Well, you surely can't import all of the existing DBF into a table with more fields, which grows to the 2GB limit earlier than the original table.
You could, however, import any subset of the 1.8GB table into new DBFs with subsets of the fields.
I wonder why your first step must be to import everything into a larger set of fields. You can always design your normalized final target tables and import data into them step by step. Maybe you need to explain the problems you face with such an approach, but as far as I did migrations, I often used original source data for multiple target tables and thus used the original table multiple times as an origin of data, instead of first designing an intermediate table to accumulate all data into.
And even if you have to, you could work portion-wise.
As we recently talked about VFPA, you know even in its current version it allows the fpt file to outgrow the 2GB limit. That could help, perhaps, if you make use of it and change fixed length char fields and also varchar fields you might have into memo fields.

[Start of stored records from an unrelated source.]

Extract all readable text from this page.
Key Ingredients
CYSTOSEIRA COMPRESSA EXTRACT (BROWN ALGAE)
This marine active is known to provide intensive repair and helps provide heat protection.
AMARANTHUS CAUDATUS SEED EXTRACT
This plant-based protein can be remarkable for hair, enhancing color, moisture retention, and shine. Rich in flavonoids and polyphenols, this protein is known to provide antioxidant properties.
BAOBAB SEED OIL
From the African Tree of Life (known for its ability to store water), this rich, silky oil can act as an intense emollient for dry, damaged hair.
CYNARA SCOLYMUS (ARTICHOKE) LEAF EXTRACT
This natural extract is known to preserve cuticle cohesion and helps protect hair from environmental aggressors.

Well, of course, you could work with SQL Server or any other database for the intermediate steps to have more freedom with the intermediate tables you need for the overall transformation process of your data normalization, VFPA isn't the only alternative allowing larger data sets. I don't know why you would need even larger intermediate tables, just notice that the theoretical concept to normalize data in steps that start from a denormalized form are steps you don't need to do for real, just conceptually and then can also do the necessary transformations from where you are to the final normalized data structure without intermediate steps that blow up the need for storage space.